Harry Hammond Hess , en 1960 (son article ne paraît cependant qu'en 1962), tente de
regrouper cet ensemble de découvertes en une unique hypothèse. Avec une grande analogie avec
le modèle de Arthur Holmes présenté trente ans auparavant, il affirme que le manteau terrestre est
affecté de larges mouvements de convection et que les dorsales mettent en évidence les courants
ascendants et les fosses océaniques les courants descendants. La croûte océanique est
continuellement créée au niveau des dorsales. Elle est ensuite entraînée à la surface des cellules
de convection, s'éloigne de part et d'autre des dorsales et finit par atteindre les fosses où elle
disparaît dans le manteau. La croûte océanique est donc continuellement recyclée et c'est ce qui
explique son jeune âge et la faible épaisseur des sédiments qu'elle porte. Les continents, au
contraire, à cause de leur relative légèreté, ne peuvent pas retourner dans le manteau. Ils sont
condamnés à dériver à la surface de la Terre, ce sont les « mémoires insubmersibles » du globe.
Hess précise que les continents se déplacent non en fendant les fonds océaniques comme le
suppossait Wegener, mais en étant passivement transportés sur une sorte de tapis roulant. En
1961, Robert Dietz reprend les visions de Hess et introduit l'expression « sea floor
spreading » (expansion des fonds océaniques).

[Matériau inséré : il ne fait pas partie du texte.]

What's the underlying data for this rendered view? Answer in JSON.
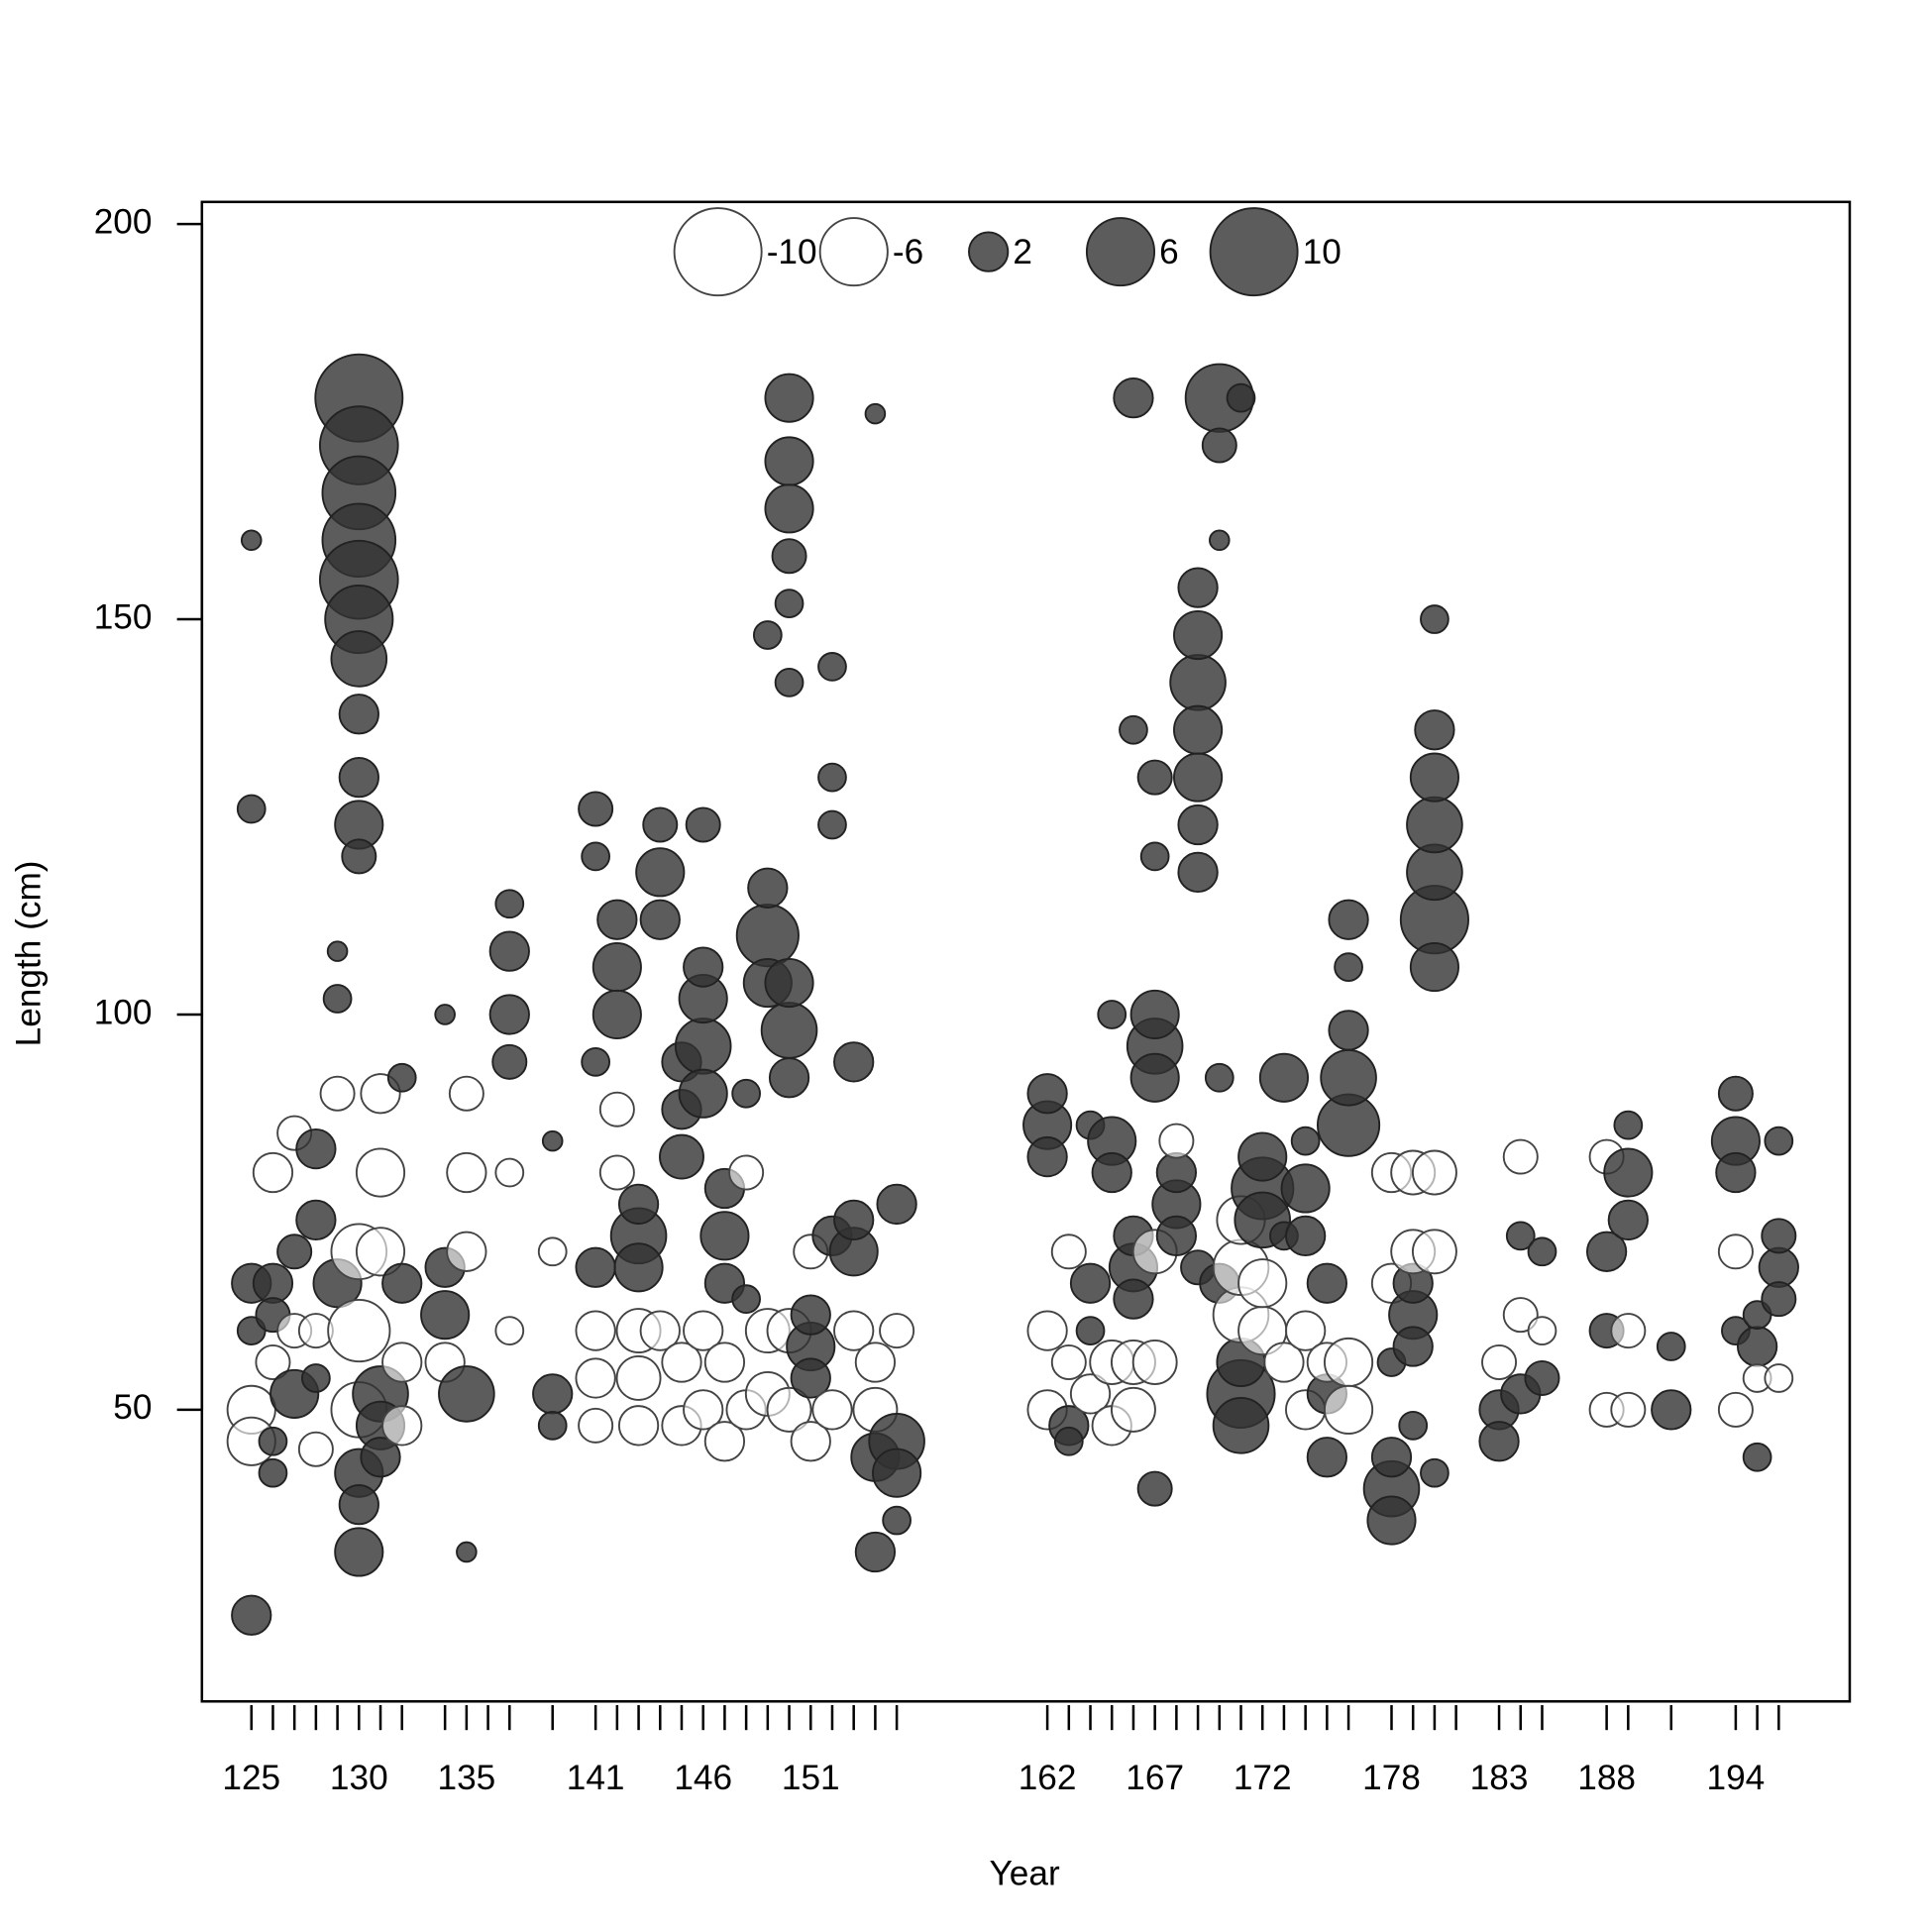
{
  "chart_data": {
    "type": "bubble",
    "x_label": "Year",
    "y_label": "Length (cm)",
    "xlim": [
      122.7,
      199.3
    ],
    "ylim": [
      13.1,
      202.8
    ],
    "xticks": [
      125,
      130,
      135,
      141,
      146,
      151,
      162,
      167,
      172,
      178,
      183,
      188,
      194
    ],
    "xminor_ticks": [
      126,
      127,
      128,
      129,
      131,
      132,
      134,
      136,
      137,
      139,
      142,
      143,
      144,
      145,
      147,
      148,
      149,
      150,
      152,
      153,
      154,
      155,
      163,
      164,
      165,
      166,
      168,
      169,
      170,
      171,
      173,
      174,
      175,
      176,
      179,
      180,
      181,
      184,
      185,
      189,
      191,
      195,
      196
    ],
    "yticks": [
      50,
      100,
      150,
      200
    ],
    "legend_values": [
      -10,
      -6,
      2,
      6,
      10
    ],
    "positive_color": "#333333",
    "negative_color": "#ffffff",
    "columns": [
      {
        "year": 125,
        "lengths": [
          24,
          66,
          60,
          50,
          46,
          126,
          160
        ],
        "values": [
          2,
          2,
          1,
          -3,
          -3,
          1,
          0.5
        ]
      },
      {
        "year": 126,
        "lengths": [
          66,
          62,
          46,
          42,
          80,
          56
        ],
        "values": [
          2,
          1.5,
          1,
          1,
          -2,
          -1.5
        ]
      },
      {
        "year": 127,
        "lengths": [
          52,
          70,
          60,
          85
        ],
        "values": [
          3,
          1.5,
          -1.5,
          -1.5
        ]
      },
      {
        "year": 128,
        "lengths": [
          83,
          74,
          54,
          60,
          45
        ],
        "values": [
          2,
          2,
          1,
          -1.5,
          -1.5
        ]
      },
      {
        "year": 129,
        "lengths": [
          66,
          102,
          108,
          90
        ],
        "values": [
          3,
          1,
          0.5,
          -1.5
        ]
      },
      {
        "year": 130,
        "lengths": [
          178,
          172,
          166,
          160,
          155,
          150,
          145,
          138,
          130,
          124,
          120,
          42,
          38,
          32,
          70,
          60,
          50
        ],
        "values": [
          10,
          8,
          7,
          7,
          8,
          6,
          4,
          2,
          2,
          3,
          1.5,
          3,
          2,
          3,
          -4,
          -5,
          -4
        ]
      },
      {
        "year": 131,
        "lengths": [
          52,
          48,
          44,
          70,
          80,
          90
        ],
        "values": [
          4,
          3,
          2,
          -3,
          -3,
          -2
        ]
      },
      {
        "year": 132,
        "lengths": [
          92,
          66,
          56,
          48
        ],
        "values": [
          1,
          2,
          -2,
          -2
        ]
      },
      {
        "year": 134,
        "lengths": [
          62,
          68,
          100,
          56
        ],
        "values": [
          3,
          2,
          0.5,
          -2
        ]
      },
      {
        "year": 135,
        "lengths": [
          52,
          32,
          80,
          90,
          70
        ],
        "values": [
          4,
          0.5,
          -2,
          -1.5,
          -2
        ]
      },
      {
        "year": 137,
        "lengths": [
          100,
          108,
          114,
          94,
          80,
          60
        ],
        "values": [
          2,
          2,
          1,
          1.5,
          -1,
          -1
        ]
      },
      {
        "year": 139,
        "lengths": [
          52,
          48,
          84,
          70
        ],
        "values": [
          2,
          1,
          0.5,
          -1
        ]
      },
      {
        "year": 141,
        "lengths": [
          68,
          126,
          120,
          94,
          60,
          54,
          48
        ],
        "values": [
          2,
          1.5,
          1,
          1,
          -2,
          -2,
          -1.5
        ]
      },
      {
        "year": 142,
        "lengths": [
          106,
          100,
          112,
          88,
          80
        ],
        "values": [
          3,
          3,
          2,
          -1.5,
          -1.5
        ]
      },
      {
        "year": 143,
        "lengths": [
          72,
          68,
          76,
          60,
          54,
          48
        ],
        "values": [
          4,
          3,
          2,
          -2.5,
          -2.5,
          -2
        ]
      },
      {
        "year": 144,
        "lengths": [
          118,
          112,
          124,
          60
        ],
        "values": [
          3,
          2,
          1.5,
          -2
        ]
      },
      {
        "year": 145,
        "lengths": [
          82,
          88,
          94,
          56,
          48
        ],
        "values": [
          2.5,
          2,
          2,
          -2,
          -2
        ]
      },
      {
        "year": 146,
        "lengths": [
          96,
          90,
          102,
          106,
          124,
          60,
          50
        ],
        "values": [
          4,
          3,
          3,
          2,
          1.5,
          -2,
          -2
        ]
      },
      {
        "year": 147,
        "lengths": [
          72,
          66,
          78,
          56,
          46
        ],
        "values": [
          3,
          2,
          2,
          -2,
          -2
        ]
      },
      {
        "year": 148,
        "lengths": [
          64,
          90,
          80,
          50
        ],
        "values": [
          1,
          1,
          -1.5,
          -2
        ]
      },
      {
        "year": 149,
        "lengths": [
          110,
          104,
          116,
          60,
          52,
          148
        ],
        "values": [
          5,
          3,
          2,
          -2.5,
          -2.5,
          1
        ]
      },
      {
        "year": 150,
        "lengths": [
          98,
          104,
          92,
          178,
          170,
          164,
          158,
          152,
          142,
          60,
          50
        ],
        "values": [
          4,
          3,
          2,
          3,
          3,
          3,
          1.5,
          1,
          1,
          -2.5,
          -2.5
        ]
      },
      {
        "year": 151,
        "lengths": [
          58,
          54,
          62,
          46,
          70
        ],
        "values": [
          3,
          2,
          2,
          -2,
          -1.5
        ]
      },
      {
        "year": 152,
        "lengths": [
          72,
          144,
          130,
          124,
          50
        ],
        "values": [
          2,
          1,
          1,
          1,
          -2
        ]
      },
      {
        "year": 153,
        "lengths": [
          70,
          74,
          94,
          60
        ],
        "values": [
          3,
          2,
          2,
          -2
        ]
      },
      {
        "year": 154,
        "lengths": [
          44,
          32,
          176,
          56,
          50
        ],
        "values": [
          3,
          2,
          0.5,
          -2,
          -2.5
        ]
      },
      {
        "year": 155,
        "lengths": [
          46,
          42,
          76,
          36,
          60
        ],
        "values": [
          4,
          3,
          2,
          1,
          -1.5
        ]
      },
      {
        "year": 162,
        "lengths": [
          86,
          82,
          90,
          60,
          50
        ],
        "values": [
          3,
          2,
          2,
          -2,
          -2
        ]
      },
      {
        "year": 163,
        "lengths": [
          48,
          46,
          70,
          56
        ],
        "values": [
          2,
          1,
          -1.5,
          -1.5
        ]
      },
      {
        "year": 164,
        "lengths": [
          66,
          86,
          60,
          52
        ],
        "values": [
          2,
          1,
          1,
          -2
        ]
      },
      {
        "year": 165,
        "lengths": [
          84,
          80,
          100,
          56,
          48
        ],
        "values": [
          3,
          2,
          1,
          -2.5,
          -2
        ]
      },
      {
        "year": 166,
        "lengths": [
          68,
          64,
          72,
          178,
          136,
          56,
          50
        ],
        "values": [
          3,
          2,
          2,
          2,
          1,
          -2.5,
          -2.5
        ]
      },
      {
        "year": 167,
        "lengths": [
          96,
          92,
          100,
          130,
          120,
          40,
          70,
          56
        ],
        "values": [
          4,
          3,
          3,
          1.5,
          1,
          1.5,
          -2.5,
          -2.5
        ]
      },
      {
        "year": 168,
        "lengths": [
          76,
          72,
          80,
          84
        ],
        "values": [
          3,
          2,
          2,
          -1.5
        ]
      },
      {
        "year": 169,
        "lengths": [
          142,
          136,
          148,
          130,
          124,
          118,
          154,
          68
        ],
        "values": [
          4,
          3,
          3,
          3,
          2,
          2,
          2,
          1.5
        ]
      },
      {
        "year": 170,
        "lengths": [
          178,
          172,
          66,
          160,
          92
        ],
        "values": [
          6,
          1.5,
          2,
          0.5,
          1
        ]
      },
      {
        "year": 171,
        "lengths": [
          52,
          48,
          56,
          178,
          62,
          68,
          74
        ],
        "values": [
          6,
          4,
          3,
          1,
          -4,
          -4,
          -3
        ]
      },
      {
        "year": 172,
        "lengths": [
          78,
          74,
          82,
          60,
          66
        ],
        "values": [
          5,
          4,
          3,
          -3,
          -3
        ]
      },
      {
        "year": 173,
        "lengths": [
          92,
          72,
          56
        ],
        "values": [
          3,
          1,
          -2
        ]
      },
      {
        "year": 174,
        "lengths": [
          78,
          72,
          84,
          60,
          50
        ],
        "values": [
          3,
          2,
          1,
          -2,
          -2
        ]
      },
      {
        "year": 175,
        "lengths": [
          66,
          52,
          44,
          56
        ],
        "values": [
          2,
          2,
          2,
          -2
        ]
      },
      {
        "year": 176,
        "lengths": [
          86,
          92,
          98,
          112,
          106,
          56,
          50
        ],
        "values": [
          5,
          4,
          2,
          2,
          1,
          -3,
          -3
        ]
      },
      {
        "year": 178,
        "lengths": [
          40,
          36,
          44,
          56,
          66,
          80
        ],
        "values": [
          4,
          3,
          2,
          1,
          -2,
          -2
        ]
      },
      {
        "year": 179,
        "lengths": [
          62,
          58,
          66,
          48,
          80,
          70
        ],
        "values": [
          3,
          2,
          2,
          1,
          -2.5,
          -2.5
        ]
      },
      {
        "year": 180,
        "lengths": [
          112,
          118,
          124,
          130,
          106,
          136,
          150,
          42,
          80,
          70
        ],
        "values": [
          6,
          4,
          4,
          3,
          3,
          2,
          1,
          1,
          -2.5,
          -2.5
        ]
      },
      {
        "year": 183,
        "lengths": [
          50,
          46,
          56
        ],
        "values": [
          2,
          2,
          -1.5
        ]
      },
      {
        "year": 184,
        "lengths": [
          52,
          72,
          62,
          82
        ],
        "values": [
          2,
          1,
          -1.5,
          -1.5
        ]
      },
      {
        "year": 185,
        "lengths": [
          54,
          70,
          60
        ],
        "values": [
          1.5,
          1,
          -1
        ]
      },
      {
        "year": 188,
        "lengths": [
          70,
          60,
          82,
          50
        ],
        "values": [
          2,
          1.5,
          -1.5,
          -1.5
        ]
      },
      {
        "year": 189,
        "lengths": [
          80,
          74,
          86,
          60,
          50
        ],
        "values": [
          3,
          2,
          1,
          -1.5,
          -1.5
        ]
      },
      {
        "year": 191,
        "lengths": [
          50,
          58
        ],
        "values": [
          2,
          1
        ]
      },
      {
        "year": 194,
        "lengths": [
          84,
          80,
          90,
          60,
          70,
          50
        ],
        "values": [
          3,
          2,
          1.5,
          1,
          -1.5,
          -1.5
        ]
      },
      {
        "year": 195,
        "lengths": [
          58,
          62,
          44,
          54
        ],
        "values": [
          2,
          1,
          1,
          -1
        ]
      },
      {
        "year": 196,
        "lengths": [
          68,
          72,
          64,
          84,
          54
        ],
        "values": [
          2,
          1.5,
          1.5,
          1,
          -1
        ]
      }
    ]
  }
}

L'hypothèse de l'expansion des fonds océaniques, qualifiée par Hess lui-même de "géopoésie",
reçoit un statut plus rigoureux grâce aux études géomagnétiques. Le champ magnétique terrestre
correspond sensiblement à celui que créerait un énorme aimant dipolaire placé au centre de la
Terre. Les mesures magnétiques réalisées au cours des explorations marines montrent cependant
des déviations significatives, appelées anomalies magnétiques, par rapport au champ dipolaire.